Hedonic analysis considering market segmentation

Hedonic analysis is one of the most widely adopted methods in housing market analysis. Hedonic analysis is based on economic theory and explains land and rent prices based on characteristics such as a building’s floor area and number of floors. This is called a regression model. By using a regression model, factors that affect pricing can be analyzed. However, applying such theoretical models can be difficult because the theoretical assumptions of market conditions and data obtained from the actual market don’t always coincide. For example, most people don’t have access to information such as the personal attributes of tenants, so a model would have to assume this to reflect evaluations made in the real world. Also, properties are considered to be strongly tied to its local market, because the location of a house is fixed.

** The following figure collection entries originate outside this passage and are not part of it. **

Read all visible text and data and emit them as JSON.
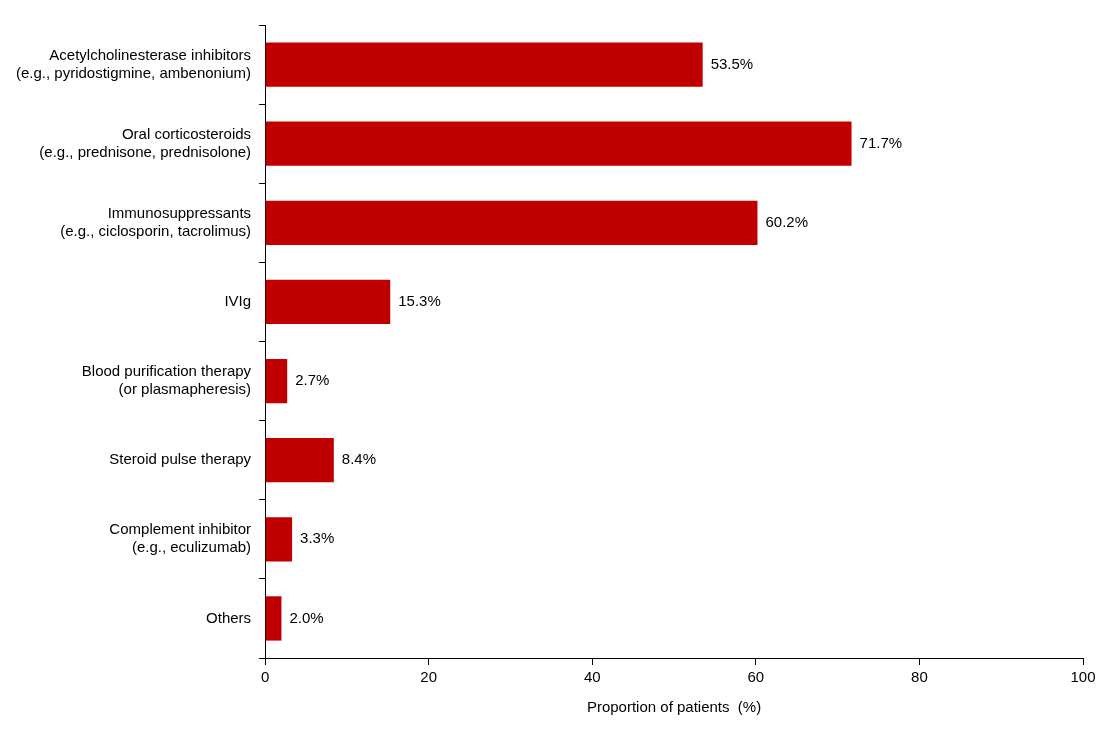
{
  "chart_data": {
    "type": "bar",
    "orientation": "horizontal",
    "categories": [
      "Acetylcholinesterase inhibitors\n(e.g., pyridostigmine, ambenonium)",
      "Oral corticosteroids\n(e.g., prednisone, prednisolone)",
      "Immunosuppressants\n(e.g., ciclosporin, tacrolimus)",
      "IVIg",
      "Blood purification therapy\n(or plasmapheresis)",
      "Steroid pulse therapy",
      "Complement inhibitor\n(e.g., eculizumab)",
      "Others"
    ],
    "values": [
      53.5,
      71.7,
      60.2,
      15.3,
      2.7,
      8.4,
      3.3,
      2.0
    ],
    "value_labels": [
      "53.5%",
      "71.7%",
      "60.2%",
      "15.3%",
      "2.7%",
      "8.4%",
      "3.3%",
      "2.0%"
    ],
    "color": "#c00000",
    "xlabel": "Proportion of patients  (%)",
    "xlim": [
      0,
      100
    ],
    "xticks": [
      0,
      20,
      40,
      60,
      80,
      100
    ],
    "grid": false,
    "legend": false
  }
}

Due to such information asymmetry and the effect of local market conditions, the correspondence between the price of a property and its observed characteristics may not correspond to each other. For example, let’s say that you only have data on the price and floor area of a certain group of properties. In this case, properties with the same floor area may appear to have exactly the same conditions in the data, but, in reality, their prices may vastly differ depending on their location and other attributes such as its appliances. Moreover, it would be difficult to estimate a regression model in this case.

In applying hedonic analysis, a simple model called a linear regression model is often used first. If such a simple model does not provide sufficient explanatory power, a more flexible nonlinear model may be applied. However, applying a nonlinear model in a situation in which there is nor correspondence ( in this case, between prices and floor area), there is a risk that it appears as if there is a single correlation or relationship between two factors.

In our research, we pointed out that the market segmentation method is an effective solution to this problem. The market segmentation method involves dividing a dataset into several categories (for example, by elementary school districts) and applying a regression model to each of them. In many cases, a linear regression model is used.

If properties with the same price per floor area can be grouped and divided effectively, the relationship between price and floor area may be explained adequately by applying the market segmentation method. Another advantage of the market segmentation method is that each of the individual regression models are very simple, making it easier to interpret the results of analysis compared to nonlinear models. However, there is currently no academic consensus on how to divide the model and how many parts to divide it into.

For this reason, we have proposed a new automatic market segmentation method. In this method, properties are grouped based on the two criteria below.

  • Similarity of property characteristics
  • Correspondence in the strength of the relationship between property prices and characteristics is the same

If the floor area is to be considered a key characteristic of a property, properties that “have similar floor area” and “have similar price per floor area,” they can be grouped into one segment. In previous research, several methods that satisfy one of these two criteria have been proposed. Our method integrates these two and also incorporates a function that automatically adjusts the number of groups by pruning off groups that are too small to fit the data.

We applied this proposed method to the data on rent in Setagaya Ward and found that we could group properties nearby the train lines. It also performed well as a price prediction model. We also found differences in the relationship between house characteristics and prices for each group, and believe that the results of this research will lead to further breakthroughs in understanding the housing market.

Map showing the result of grouping rental properties in Setagaya Ward. There were 8 groups. The color intensity of the dots indicates the posterior probability of a property belonging to the group in question. Solid lines indicate railroad lines and dashed lines indicate ward boundaries. Circles marked on solid lines indicate train stations.

Below are the 8 groups:

  1. Properties along the Denentoshi Line (1)
  2. Properties along the Denentoshi Line (2)
  3. Properties along the Keio and Inokashira Lines
  4. Properties in between Denentoshi Line and Odawara Line
  5. Properties along the Odawara Line
  6. Properties in the area southeast on the Denentoshi Line
  7. Properties in the area surrounded by the Keio, Inokashira, and Odawara lines (near (Shimokitazawa and Meidaimae stations)
  8. Properties near the Jiyugaoka area

Properties in Group 1 tended to have smaller occupied, non-shared areas than those in Group 2.